Si tratta di sviluppare una nuova cultura che si basi non solo sull'abilità tecnica dell'uomo, ma anche sulla sua saggezza; non solo sulla sua capacità di modificare la natura, ma anche su quella di comprenderla; che veda l'uomo non solo in grado di dare nuove qualità all'artificiale, ma anche di garantire la continuità di quel fragile substrato naturale su cui si basa tutto l'esistente e anche la sua stessa speranza di vita. (E.M.)

lunedì 15 giugno 2015

Interesse individuale, interesse sociale

Giugno, tempo di scrutini e tempo di esami. Per qualcuno, con la pagella crivellata di insufficienze, se ne riparlerà l'anno prossimo. Per qualcun altro, all'opposto, la commissione d'esame stabilisce i criteri con cui assegnare la lode (parliamo del "dieci e lode" dell'esame di stato di licenza media). E la lode, si decide, discende in modo automatico o quasi automatico dalle valutazioni numeriche delle varie prove: tutti dieci, o al più un nove? ecco che scatta il "dieci e lode" senza discussioni.

Da un lato quindi i meritevoli, dall'altro lato chi non ha voluto, chi non ha creduto, chi non ha potuto, insomma chi per qualsiasi ragione ha de-meritato. Però qualche riflessione questo sistema in me la suscita.

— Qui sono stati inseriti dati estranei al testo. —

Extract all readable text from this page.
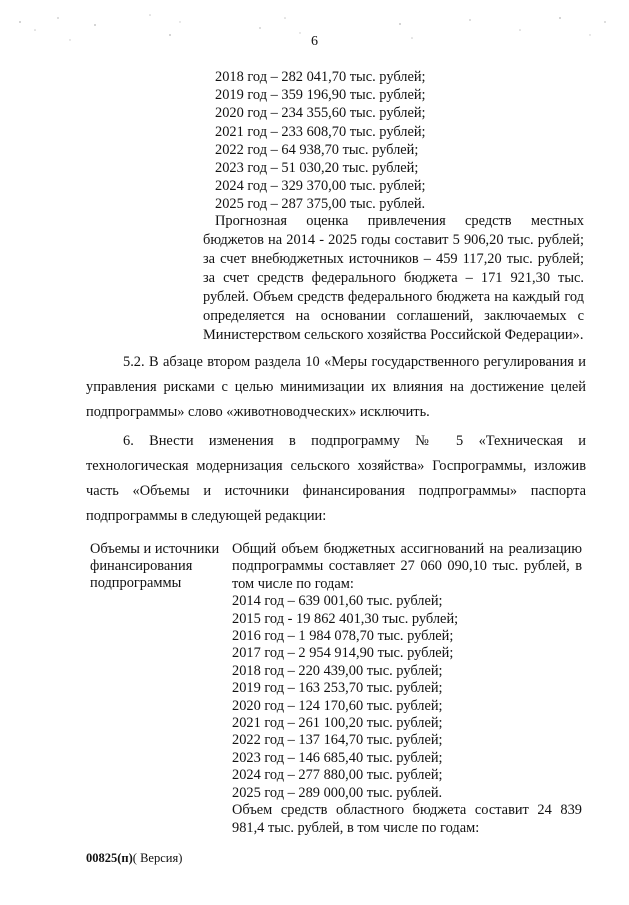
6
2018 год – 282 041,70 тыс. рублей;
2019 год – 359 196,90 тыс. рублей;
2020 год – 234 355,60 тыс. рублей;
2021 год – 233 608,70 тыс. рублей;
2022 год – 64 938,70 тыс. рублей;
2023 год – 51 030,20 тыс. рублей;
2024 год – 329 370,00 тыс. рублей;
2025 год – 287 375,00 тыс. рублей.
Прогнозная оценка привлечения средств местных бюджетов на 2014 - 2025 годы составит 5 906,20 тыс. рублей; за счет внебюджетных источников – 459 117,20 тыс. рублей; за счет средств федерального бюджета – 171 921,30 тыс. рублей. Объем средств федерального бюджета на каждый год определяется на основании соглашений, заключаемых с Министерством сельского хозяйства Российской Федерации».
5.2. В абзаце втором раздела 10 «Меры государственного регулирования и управления рисками с целью минимизации их влияния на достижение целей подпрограммы» слово «животноводческих» исключить.
6. Внести изменения в подпрограмму № 5 «Техническая и технологическая модернизация сельского хозяйства» Госпрограммы, изложив часть «Объемы и источники финансирования подпрограммы» паспорта подпрограммы в следующей редакции:
Объемы и источники финансирования подпрограммы
Общий объем бюджетных ассигнований на реализацию подпрограммы составляет 27 060 090,10 тыс. рублей, в том числе по годам:
2014 год – 639 001,60 тыс. рублей;
2015 год - 19 862 401,30 тыс. рублей;
2016 год – 1 984 078,70 тыс. рублей;
2017 год – 2 954 914,90 тыс. рублей;
2018 год – 220 439,00 тыс. рублей;
2019 год – 163 253,70 тыс. рублей;
2020 год – 124 170,60 тыс. рублей;
2021 год – 261 100,20 тыс. рублей;
2022 год – 137 164,70 тыс. рублей;
2023 год – 146 685,40 тыс. рублей;
2024 год – 277 880,00 тыс. рублей;
2025 год – 289 000,00 тыс. рублей.
Объем средств областного бюджета составит 24 839 981,4 тыс. рублей, в том числе по годам:
00825(п)( Версия)
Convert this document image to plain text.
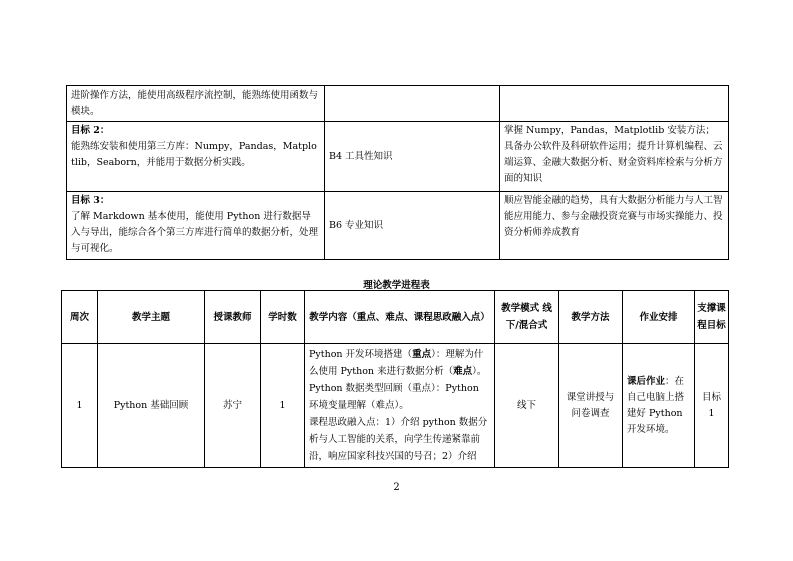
进阶操作方法，能使用高级程序流控制，能熟练使用函数与模块。		

目标 2：
能熟练安装和使用第三方库：Numpy，Pandas，Matplotlib，Seaborn，并能用于数据分析实践。	B4 工具性知识	掌握 Numpy，Pandas，Matplotlib 安装方法；具备办公软件及科研软件运用；提升计算机编程、云端运算、金融大数据分析、财金资料库检索与分析方面的知识

目标 3：
了解 Markdown 基本使用，能使用 Python 进行数据导入与导出，能综合各个第三方库进行简单的数据分析，处理与可视化。	B6 专业知识	顺应智能金融的趋势，具有大数据分析能力与人工智能应用能力、参与金融投资竞赛与市场实操能力、投资分析师养成教育
理论教学进程表
周次	教学主题	授课教师	学时数	教学内容（重点、难点、课程思政融入点）	教学模式 线下/混合式	教学方法	作业安排	支撑课程目标
1	Python 基础回顾	苏宁	1	Python 开发环境搭建（重点）：理解为什么使用 Python 来进行数据分析（难点）。Python 数据类型回顾（重点）：Python 环境变量理解（难点）。
课程思政融入点：1）介绍 python 数据分析与人工智能的关系，向学生传递紧靠前沿，响应国家科技兴国的号召；2）介绍	线下	课堂讲授与问卷调查	课后作业：在自己电脑上搭建好 Python 开发环境。	目标 1
2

La questione riguarda il riconoscimento di un merito scolastico attraverso l'attribuzione di una menzione speciale, la lode appunto. La cosa in sè è certamente positiva: il fatto che la comunità scolastica si ponga l'obiettivo di attribuire ai più meritevoli una particolare sottolineatura e di additarli metaforicamente come esempio per i compagni mi sembra giusto. Il problema tuttavia emerge nel momento in cui si guardi più da vicino quelli che sono i criteri attraverso i quali il (presunto) 'merito' viene concretamente misurato o riconosciuto.

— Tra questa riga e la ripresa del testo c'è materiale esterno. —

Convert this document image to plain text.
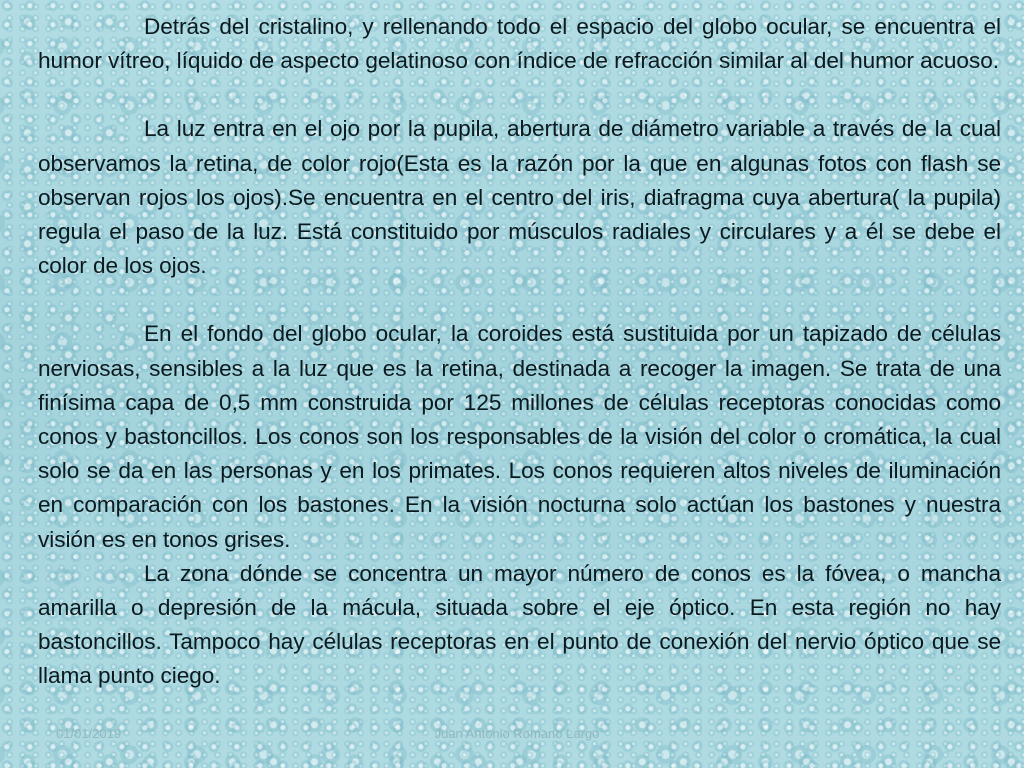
Detrás del cristalino, y rellenando todo el espacio del globo ocular, se encuentra el humor vítreo, líquido de aspecto gelatinoso con índice de refracción similar al del humor acuoso.

La luz entra en el ojo por la pupila, abertura de diámetro variable a través de la cual observamos la retina, de color rojo(Esta es la razón por la que en algunas fotos con flash se observan rojos los ojos).Se encuentra en el centro del iris, diafragma cuya abertura( la pupila) regula el paso de la luz. Está constituido por músculos radiales y circulares y a él se debe el color de los ojos.

En el fondo del globo ocular, la coroides está sustituida por un tapizado de células nerviosas, sensibles a la luz que es la retina, destinada a recoger la imagen. Se trata de una finísima capa de 0,5 mm construida por 125 millones de células receptoras conocidas como conos y bastoncillos. Los conos son los responsables de la visión del color o cromática, la cual solo se da en las personas y en los primates. Los conos requieren altos niveles de iluminación en comparación con los bastones. En la visión nocturna solo actúan los bastones y nuestra visión es en tonos grises.

La zona dónde se concentra un mayor número de conos es la fóvea, o mancha amarilla o depresión de la mácula, situada sobre el eje óptico. En esta región no hay bastoncillos. Tampoco hay células receptoras en el punto de conexión del nervio óptico que se llama punto ciego.

01/01/2019	Juan Antonio Romano Largo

La scelta di utilizzare (soprattutto) le valutazioni disciplinari come indicatori del merito solleva di fatto da una più impegnativa e approfondita analisi: si assume implicitamente che la valutazione costituisca un efficace indicatore dell'effettivo 'valore' del ragazzo o della ragazza. Questo però potrebbe non essere del tutto vero. Infatti non sempre le valutazioni disciplinari tengono nel dovuto conto il possesso di quelle competenze trasversali 'immateriali' che riguardano l'atteggiamento dei ragazzi nei confronti del lavoro scolastico, la motivazione intrinseca allo studio (oltre a quella estrinseca, cioè legata a spinte o premialità di tipo esterno), le capacità di comunicare e di coinvolgere i compagni come anche di lavorare in gruppo, la capacità di risolvere problemi concreti.

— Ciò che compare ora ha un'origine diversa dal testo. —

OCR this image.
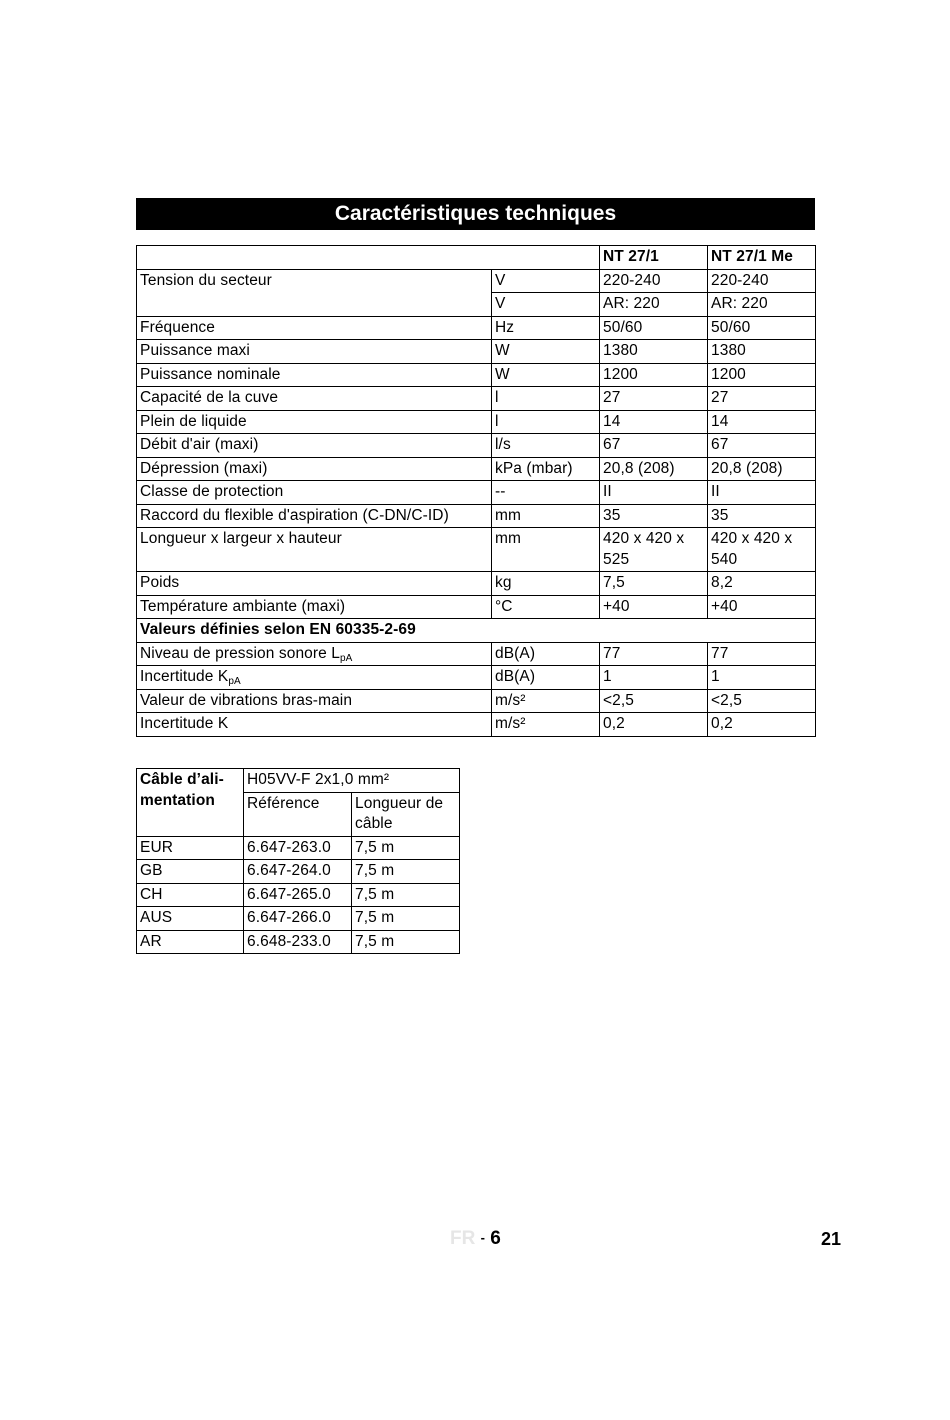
Caractéristiques techniques
		NT 27/1	NT 27/1 Me
Tension du secteur	V	220-240	220-240
	V	AR: 220	AR: 220
Fréquence	Hz	50/60	50/60
Puissance maxi	W	1380	1380
Puissance nominale	W	1200	1200
Capacité de la cuve	l	27	27
Plein de liquide	l	14	14
Débit d'air (maxi)	l/s	67	67
Dépression (maxi)	kPa (mbar)	20,8 (208)	20,8 (208)
Classe de protection	--	II	II
Raccord du flexible d'aspiration (C-DN/C-ID)	mm	35	35
Longueur x largeur x hauteur	mm	420 x 420 x 525	420 x 420 x 540
Poids	kg	7,5	8,2
Température ambiante (maxi)	°C	+40	+40
Valeurs définies selon EN 60335-2-69			
Niveau de pression sonore $L_{pA}$	dB(A)	77	77
Incertitude $K_{pA}$	dB(A)	1	1
Valeur de vibrations bras-main	m/s²	<2,5	<2,5
Incertitude K	m/s²	0,2	0,2
Câble d’ali-mentation	H05VV-F 2x1,0 mm²	
	Référence	Longueur de câble
EUR	6.647-263.0	7,5 m
GB	6.647-264.0	7,5 m
CH	6.647-265.0	7,5 m
AUS	6.647-266.0	7,5 m
AR	6.648-233.0	7,5 m
FR - 6	21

A questa difficoltà se ne aggiunge poi una seconda, meno evidente. Essa riguarda la difficile e non scontata conciliazione tra interessi privati e interessi sociali; infatti è importante distinguere quegli atteggiamenti o quelle prestazioni che si orientano di fatto nella direzione di un interesse della comunità (ad esempio scolastica) o più in generale della società - l'interesse sociale, appunto - e quelle prestazioni o quegli atteggiamenti che hanno si una ricaduta positiva, ma prevalentemente nella sfera individuale, cioè del soggetto (il ragazzo o la ragazza) che li mette in atto - l'interesse privato o individuale, appunto. In altre parole io penso che l'istituzione scolastica si dovrebbe porre l'obiettivo di riconoscere e valorizzare non tanto le prestazioni scolastiche eccellenti in senso generico quanto piuttosto quelle caratterizzate da un elevato interesse sociale, cioè da una forte ricaduta sul piano - ad esempio - della capacità di cooperazione o di collaborazione e della attribuzione reciproca di rispetto e fiducia. Prestazioni, queste ultime, difficilmente verificate e riconosciute quanto meriterebbero con le usuali pratiche valutative.